Nuitamment, je vous écris

(Article publié pour la première fois le 22 avril 2012, soir du premier tour de l’élection présidentielle)

Nuitamment je vous écris, parce que c’est maintenant, lorsque le sommeil vient, que pour les petits et les grands les forces sombres et les images claires se livrent combat pour dominer leurs rêves, qu’une voix apaisée et douce peut le faire emporter aux secondes.

Vous élevez vos enfants et j’élèverai les miens dans un pays où la République n’est pas une évidence partagée. Cela durera vingt ans encore, au moins. Et j’ai peur que les deux semaines à venir, où Nicolas Sarkozy ne reculera devant aucun dévoiement de l’idéal républicain, n’ébrèchent encore un peu les remparts qui nous tiennent en sécurité.
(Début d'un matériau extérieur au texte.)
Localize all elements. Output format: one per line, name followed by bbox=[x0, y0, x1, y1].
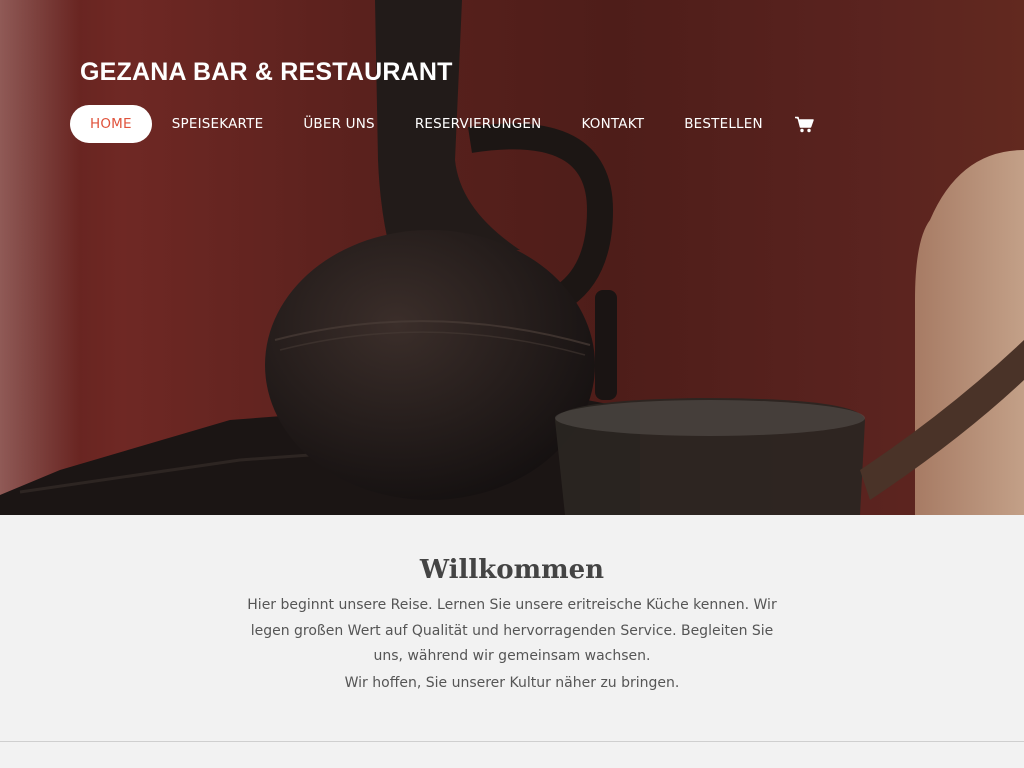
welcome-section: Willkommen Hier beginnt unsere Reise. Le… bbox=[0, 515, 1024, 741]
nav-home[interactable]: HOME bbox=[70, 105, 152, 143]
site-title[interactable]: GEZANA BAR & RESTAURANT bbox=[80, 58, 453, 87]
hero-banner: GEZANA BAR & RESTAURANT HOME SPEISEKARTE… bbox=[0, 0, 1024, 515]
welcome-heading: Willkommen bbox=[419, 555, 605, 585]
nav-ueber-uns[interactable]: ÜBER UNS bbox=[283, 105, 395, 143]
nav-kontakt[interactable]: KONTAKT bbox=[561, 105, 664, 143]
welcome-paragraph-culture: Wir hoffen, Sie unserer Kultur näher zu … bbox=[344, 675, 680, 691]
nav-bestellen[interactable]: BESTELLEN bbox=[664, 105, 783, 143]
nav-reservierungen[interactable]: RESERVIERUNGEN bbox=[395, 105, 562, 143]
cart-icon[interactable] bbox=[795, 114, 815, 134]
welcome-paragraph: Hier beginnt unsere Reise. Lernen Sie un… bbox=[247, 597, 777, 664]
section-divider bbox=[0, 741, 1024, 742]
main-navigation: HOME SPEISEKARTE ÜBER UNS RESERVIERUNGEN… bbox=[70, 105, 815, 143]
nav-speisekarte[interactable]: SPEISEKARTE bbox=[152, 105, 284, 143]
Ils sont depuis plus de vingt ans de jour en jour moins puissants et dissuasifs. Et ce n’est pas facile d’élever des enfants là-derrière, et d’y vivre soi-même. Mettre François dessus ne suffira pas longtemps à tenir l’ennemi en respect.

Je dis depuis de nombreux billets que le changement c’est maintenant, et puis aussi après, et peut-être surtout.

En 1981, la société avait changé avant l’élection de François Mitterrand. Aujourd’hui, c’est à nous de faire le travail après que la gauche l’aura emporté. Et en fait, c’est à nous de faire le travail dès demain.

Nous abriterions-nous derrière la grande probabilité d’une victoire au second tour que nous serions de fieffés trous du cul. Et que nous perdrions.

Quoi? L’énergie que nous mîmes à manifester il y a dix ans pour faire voter Chirac, lorsque Jean-Marie faisait 17%, nous ne la retrouverions pas demain, quand Marine en fait 20, pour non seulement faire voter Hollande, mais aussi dire haut et fort que nous ne savons tout simplement pas ce que sont ces « français d’origine étrangère » dont même Le Monde parle parfois, et que nous ne connaissons, nous que les Français tout court? Que nous croyons en l’Europe et en l’Euro. Que nous avons moins besoin de frontières pour nous défendre que d’idées neuves et justes pour nous rassembler. Que la burqua, dont Jean-François Copé à 22H faisait déjà un argument électoral, ne nous intéresse pas, parce que nous ne pensons pas revoir des sourires de petites filles en légiférant sur les vêtements, mais en nous battant pour améliorer la condition de leurs parents. Que nous envisageons la sécurité comme un domaine d’action et pas de communication.

François Hollande a porté, avec un réel talent et une profonde éthique, toutes ces valeurs aussi haut qu’il était possible dans les urnes de ce premier tour. Toutes nos forces doivent se joindre aux siennes pour remporter la bataille des urnes du second tour – et bien, nom de nom, pas en-dessous de 55! – et celle de la rue des troisième, quatrième, cinquième… tours.

C’est vous qui distribuerez des tracts demain, ou qui ferraillerez dans vos repas de famille. C’est la société qui se change elle-même.